Class envy is behind all this. It’s an envy that despises the investment clout of buyout firms, even though these buyouts create leaner, more-productive, more-efficient companies that are better able to compete in the era of globalization. These buyouts are a necessary capitalist churning, but many politicians would prefer the status quo. In particular, labor unions are pushing their Democratic allies to stop the buyout movement in order protect inefficient jobs and oversized benefits.
Ironically, all this is happening while low-tax Reaganomics is spreading worldwide. Hence, this would be the exact wrong moment for U.S. politicians to raise taxes and impair American economic competitiveness. There’s really a much better way. Supply-side guru Arthur Laffer suggests that we embrace one simple flat-rate tax plan that would do away with false distinctions between corporate and capital-gains tax rates and abolish the multiple tax on investors. Don’t raise tax rates, lower them. Why not tax all this income once, and only once, at a 15 or 20 percent rate?
We better do something. Indeed, a tax-cut war is spreading across Europe, where lower levies on corporate profits in Spain, Germany, France, and the U.K. are aimed at better competing with the U.S. in the global race for capital. The successful supply-side experiment in Ireland has become a Euro-wide model. Average EU corporate tax rates have dropped to 25 percent, compared to the U.S. federal, state, and local average of 40 percent. Newly elected French president Nicholas Sarkozy intends to cut his country’s corporate tax, as does Spanish prime minister Zapatero, as does Italian premiere Romano Prodi. All this would follow large business tax reductions in Poland, Slovakia, and Hungary.
Aren’t the Democrats watching?
Out on the campaign trail, leading Democrats Clinton, Obama, and Edwards are all talking tax hikes. Sen. Clinton says, “The president’s irresponsible tax breaks for high- income Americans” must be allowed to expire. She then claims that the percent of taxes paid by corporations has fallen as corporate profits have skyrocketed. That’s backwards. During the Bush boom, business tax collections as a share of overall tax revenues have skyrocketed — well above levels witnessed during the Clinton 1990s.

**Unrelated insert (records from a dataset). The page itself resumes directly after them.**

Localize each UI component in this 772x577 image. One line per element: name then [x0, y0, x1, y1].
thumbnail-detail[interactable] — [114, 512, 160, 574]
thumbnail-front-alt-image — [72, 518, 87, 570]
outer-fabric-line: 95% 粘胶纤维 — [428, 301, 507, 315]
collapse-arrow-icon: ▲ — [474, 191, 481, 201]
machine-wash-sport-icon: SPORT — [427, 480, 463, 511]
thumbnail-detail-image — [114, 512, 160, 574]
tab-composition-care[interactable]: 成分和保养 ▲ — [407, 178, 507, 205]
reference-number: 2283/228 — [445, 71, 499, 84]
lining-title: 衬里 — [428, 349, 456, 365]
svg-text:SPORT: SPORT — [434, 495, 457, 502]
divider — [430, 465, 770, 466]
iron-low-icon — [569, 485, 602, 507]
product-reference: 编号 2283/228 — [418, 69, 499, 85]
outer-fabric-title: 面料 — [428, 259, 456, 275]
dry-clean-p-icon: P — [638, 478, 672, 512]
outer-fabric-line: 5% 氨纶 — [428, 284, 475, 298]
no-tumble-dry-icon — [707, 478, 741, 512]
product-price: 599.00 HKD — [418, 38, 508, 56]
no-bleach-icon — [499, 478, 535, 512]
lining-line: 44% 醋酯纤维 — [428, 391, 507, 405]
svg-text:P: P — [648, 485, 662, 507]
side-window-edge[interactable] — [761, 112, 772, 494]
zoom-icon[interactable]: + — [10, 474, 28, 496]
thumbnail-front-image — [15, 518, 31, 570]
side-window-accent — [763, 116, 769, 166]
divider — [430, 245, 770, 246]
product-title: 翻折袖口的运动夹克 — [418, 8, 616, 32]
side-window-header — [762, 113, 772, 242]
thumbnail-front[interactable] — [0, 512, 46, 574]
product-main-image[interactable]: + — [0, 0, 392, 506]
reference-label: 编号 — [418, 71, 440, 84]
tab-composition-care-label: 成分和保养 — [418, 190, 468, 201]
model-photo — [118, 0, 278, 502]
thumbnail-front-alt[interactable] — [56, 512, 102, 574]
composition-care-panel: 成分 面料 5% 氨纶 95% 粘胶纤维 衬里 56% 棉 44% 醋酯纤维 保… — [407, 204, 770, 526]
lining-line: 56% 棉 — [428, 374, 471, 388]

Point is, whether we’re talking individuals, corporations, or cap-gains, if you tax something you get less of it. If you take away the tax advantages from private partnerships, future deals will dry up. Or they will go offshore, where no taxes will be paid at all. And since capital is the seed corn of future economic growth, the Democratic war against prosperity will soon include the middle class as collateral damage.
In a recent interview, senior White House advisor Al Hubbard made it crystal clear that President Bush would pull out his veto pen on any tax-hike proposals coming across his desk. Let’s hope Mr. Bush follows through.